In order to translate the topics of our project and raise public awareness on prenatal care and health in Turkey, we implemented several public education components into BABIP. In addition to the information booklets and seminars provided to the participants, we organized a public symposium on “Living Healthy during and after Pregnancy” with the support of many researchers and medical professionals from different disciplines. Furthermore, in the context of Maternal Mental Health Week 2019, we organized a public symposium on “Maternal Mental Health” in collaboration with Turkey Maternal Mental Health Platform. We also joined the representation of Turkey in the Postpartum Support International network that aims to support and raise awareness for the importance of maternal mental health during and after pregnancy. We plan to continue growing these public education components even further with including new topics related to prenatal environment and health.

Currently, we are applying for additional funding with national and international collaborators to continue incorporating additional maternal measures during pregnancy and following up babies beyond 4 months. Our primary goals are to include mother’s ultrasound measures during pregnancy, and baby’s attachment, sleep monitoring, neuroendocrine and microbiome measures at 6–12 months. We also have an ongoing collaboration with researchers from Germany, Drs. Sonja Entringer (Charite Universitatmedizin, Berlin) and Jacob Spallek (Brandenburg University of Technology, Cottbus-Senftenberg), as part of a multi-cohort project on the intergenerational transmission of health disparities in Turkish immigrants in Germany (Spallek et al., under review). We will share part of our data from BABIP to serve as a Turkish comparison group from Turkey, while investigating health disparities between Turkish-origin immigrants and Germans living in Germany. Inclusion of results from a Turkish population living in Turkey will be important to identify any changes in stress biology specific to genetic background and/or environmental factors independent of migration background. Through these collaborations, we aim to compare our results with different birth cohorts around the world and collectively increase our understanding of the impact of prenatal environment that would aid in developing prenatal care policies for enhancing mother and infant health.

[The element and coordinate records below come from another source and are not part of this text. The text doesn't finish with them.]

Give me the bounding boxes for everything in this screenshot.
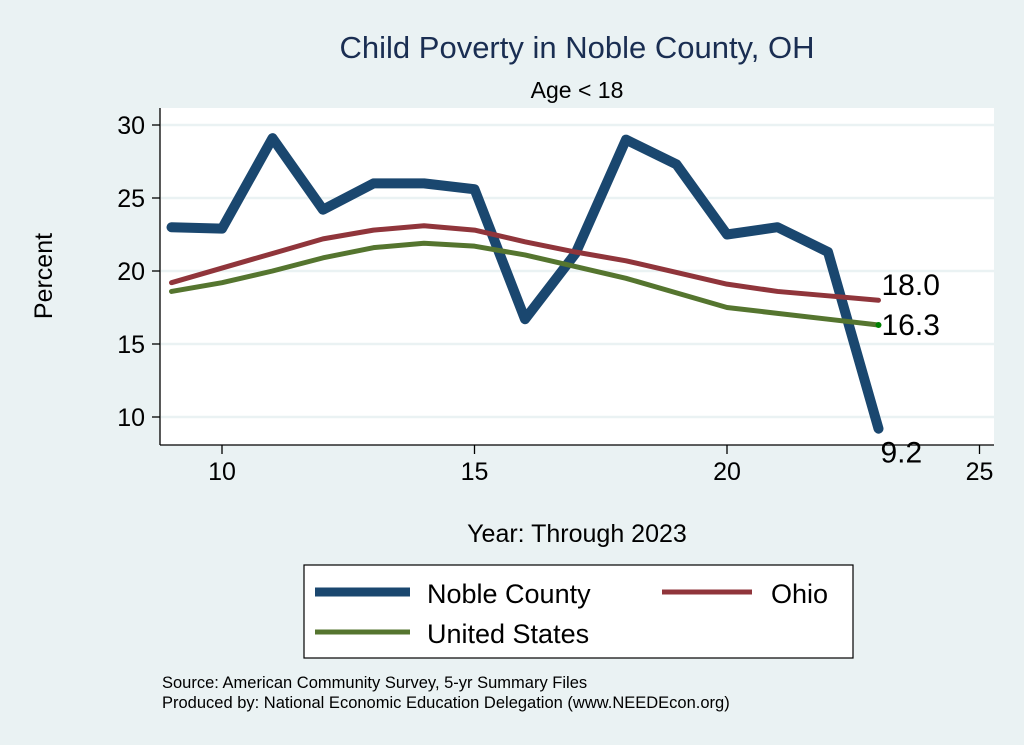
legend-box <box>303 564 854 659</box>
series-line-united-states <box>169 240 881 328</box>
legend: Noble County Ohio United States <box>303 564 854 659</box>
y-tick-label: 25 <box>117 185 145 213</box>
y-tick-label: 20 <box>117 258 145 286</box>
source-note: Source: American Community Survey, 5-yr … <box>162 674 587 692</box>
y-tick-label: 10 <box>117 404 145 432</box>
gridlines <box>161 123 994 419</box>
legend-label-ohio: Ohio <box>771 579 828 609</box>
x-axis-label: Year: Through 2023 <box>467 520 687 548</box>
end-label-united-states: 16.3 <box>882 309 940 342</box>
series-line-noble-county <box>166 133 884 434</box>
chart-subtitle: Age < 18 <box>531 77 624 103</box>
legend-label-noble-county: Noble County <box>427 579 591 609</box>
endpoint-marker-united-states <box>875 322 882 329</box>
y-tick-label: 30 <box>117 112 145 140</box>
producer-note: Produced by: National Economic Education… <box>162 694 730 712</box>
x-tick-label: 15 <box>461 458 489 486</box>
legend-label-united-states: United States <box>427 619 589 649</box>
x-tick-label: 10 <box>208 458 236 486</box>
x-tick-label: 20 <box>713 458 741 486</box>
end-label-noble-county: 9.2 <box>881 437 923 470</box>
x-tick-label: 25 <box>966 458 994 486</box>
y-tick-label: 15 <box>117 331 145 359</box>
chart-title: Child Poverty in Noble County, OH <box>340 30 815 65</box>
axes <box>159 108 994 446</box>
end-label-ohio: 18.0 <box>882 269 940 302</box>
y-axis-label: Percent <box>30 233 58 319</box>
series-line-ohio <box>169 223 881 303</box>
plot-area <box>160 108 994 445</box>
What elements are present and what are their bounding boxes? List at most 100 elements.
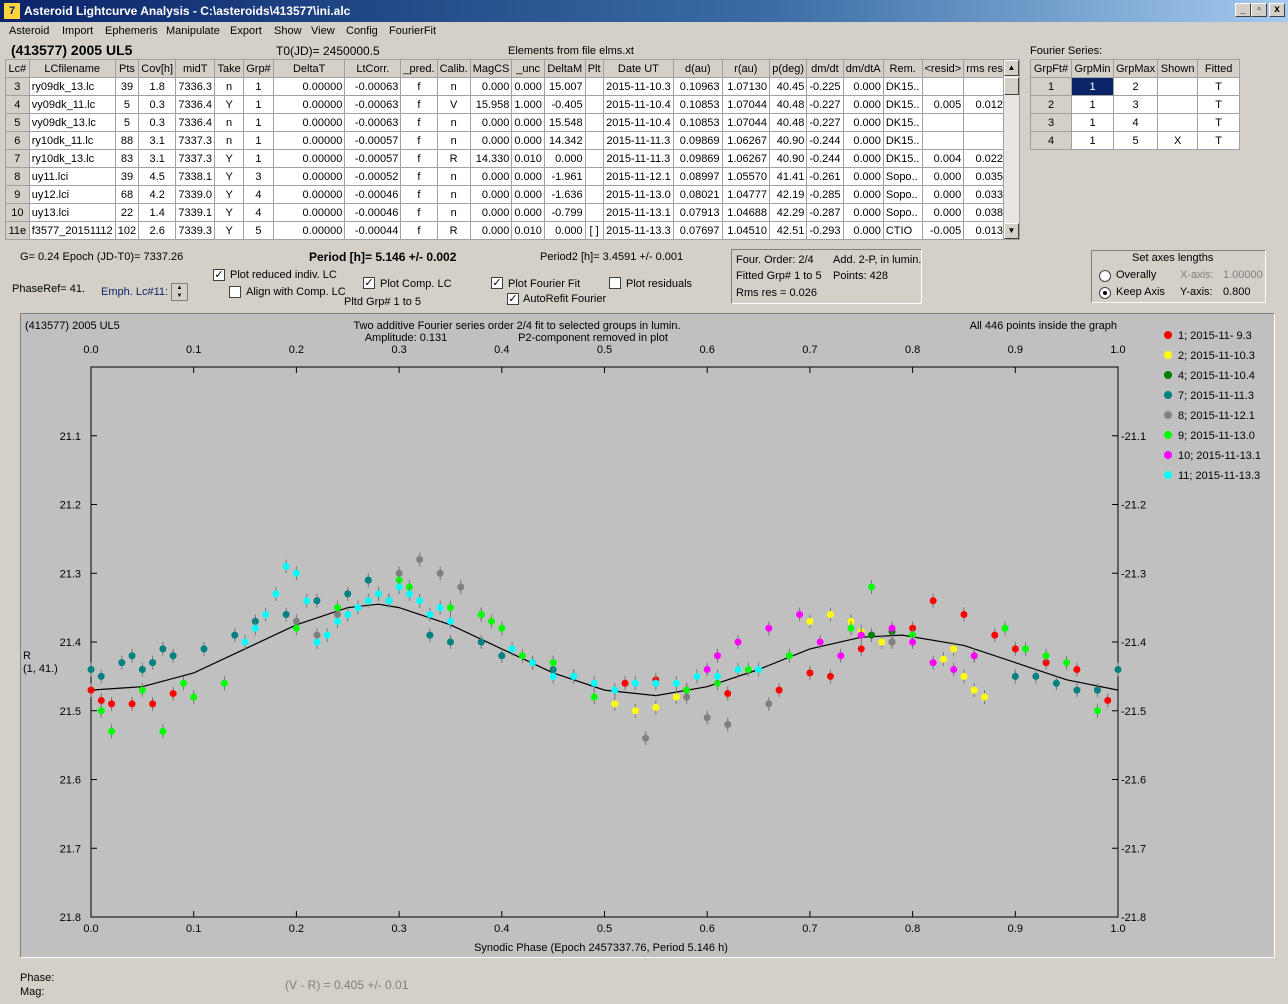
lc-cell[interactable]: 1.000 bbox=[512, 96, 545, 114]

Declaration of competing interest

Authors declare no conflicting interests.

Acknowledgements

We thank all Psychoepigenetics Lab members, Biruni Laboratories, and Drs. Sureyya Sahinoglu, Semra Levent, Zeki Sahinoglu and Nazan Aydin for their valuable contributions while conducting our project. We thank Drs. Carmine Pariante, Sonja Entringer, Jacob Spallek, Claudia Buss, Emma Adam and Alina Rodriguez for their theoretical and methodological feedback during the initiation of this project. We also thank all mothers and babies of the BABIP cohort for their participation. This project is funded by Bogazici University Research Foundation Grant #11662 awarded to EAD.